The Evolution Of X-Ray Inspection Systems
Over the last few years, x-ray systems for food manufacturers have matured. Gone is the day when food was painstakingly inspected by hand, which was a time-consuming process; today technologically advanced machines identify a multitude of contaminants in a variety of foods, products and packages. With ever-changing trends in the food industry, x-ray inspection equipment has evolved to meet the new demands that increasingly innovative packaging designs are impacting on the inspection process.
A growing consumer trend affecting manufacturers is the desire for multi-textured foods, such as bags of mixed salad leafs. These types of packaged goods have many density levels resulting in a crowded xray image, posing new challenges for identifying contaminants. As such, extra demands are being made on image analysis software to find contaminants. Material Discrimination X-ray (MDX) technology, which is especially useful with variable density "busy" images, is a good solution to this new-found problem. Originally pioneered for use in the security sector, MDX technology is able to discriminate materials by their chemical composition and allows the detection and rejection of historically undetectable inorganic contaminants such as glass shards, rocks, rubber and plastic. New product inspection systems now come equipped with MDX dual-energy algorithms that increase contaminant detection of foreign bodies previously unseen by x-ray or any other conventional means in difficult product applications.
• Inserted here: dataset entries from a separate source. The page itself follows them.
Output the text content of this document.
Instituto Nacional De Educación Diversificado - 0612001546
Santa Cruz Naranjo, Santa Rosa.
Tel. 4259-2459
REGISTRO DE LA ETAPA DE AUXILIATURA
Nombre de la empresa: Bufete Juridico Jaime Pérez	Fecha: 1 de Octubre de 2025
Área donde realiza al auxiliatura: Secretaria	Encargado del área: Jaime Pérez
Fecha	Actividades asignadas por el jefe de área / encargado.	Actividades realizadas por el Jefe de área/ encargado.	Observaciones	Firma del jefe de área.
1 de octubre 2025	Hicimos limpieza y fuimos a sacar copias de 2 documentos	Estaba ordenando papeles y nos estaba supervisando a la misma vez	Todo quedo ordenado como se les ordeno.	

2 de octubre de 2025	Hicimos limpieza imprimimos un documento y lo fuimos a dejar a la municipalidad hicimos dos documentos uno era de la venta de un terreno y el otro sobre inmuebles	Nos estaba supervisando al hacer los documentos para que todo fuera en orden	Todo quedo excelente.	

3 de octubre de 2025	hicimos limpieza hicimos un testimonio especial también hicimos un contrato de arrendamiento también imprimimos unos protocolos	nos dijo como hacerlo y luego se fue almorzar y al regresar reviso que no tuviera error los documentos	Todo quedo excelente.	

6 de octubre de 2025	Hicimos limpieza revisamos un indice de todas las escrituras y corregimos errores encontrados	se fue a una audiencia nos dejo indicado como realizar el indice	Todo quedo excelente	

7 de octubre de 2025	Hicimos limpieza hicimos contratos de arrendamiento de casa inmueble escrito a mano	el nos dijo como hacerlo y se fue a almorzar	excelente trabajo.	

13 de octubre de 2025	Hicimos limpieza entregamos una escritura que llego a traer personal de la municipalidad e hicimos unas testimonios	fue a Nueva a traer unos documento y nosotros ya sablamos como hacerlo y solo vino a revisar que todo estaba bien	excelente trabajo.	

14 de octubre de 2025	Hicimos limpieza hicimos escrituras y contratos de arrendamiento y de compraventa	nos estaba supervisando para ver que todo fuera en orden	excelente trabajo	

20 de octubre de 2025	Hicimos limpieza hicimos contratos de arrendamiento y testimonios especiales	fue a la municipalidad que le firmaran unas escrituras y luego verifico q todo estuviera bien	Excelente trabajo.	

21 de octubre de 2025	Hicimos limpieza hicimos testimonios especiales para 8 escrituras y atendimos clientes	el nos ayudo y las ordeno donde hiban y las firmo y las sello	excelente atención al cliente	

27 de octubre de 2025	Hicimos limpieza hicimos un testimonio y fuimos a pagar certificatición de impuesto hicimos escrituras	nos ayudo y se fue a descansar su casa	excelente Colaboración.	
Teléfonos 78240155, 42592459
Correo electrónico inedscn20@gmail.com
As packaging continues to evolve to appear attractive to consumers, x-ray inspection machines will continue to progress in order to meet these ever-changing demands. Equally, as retailers demands increase and food and drug safety regulations intensify, compliance and traceability through every stage of a product's life cycle will grow in importance. Eventually all product inspection equipment will need to be tailored to dually function as a management tool and food safety measure.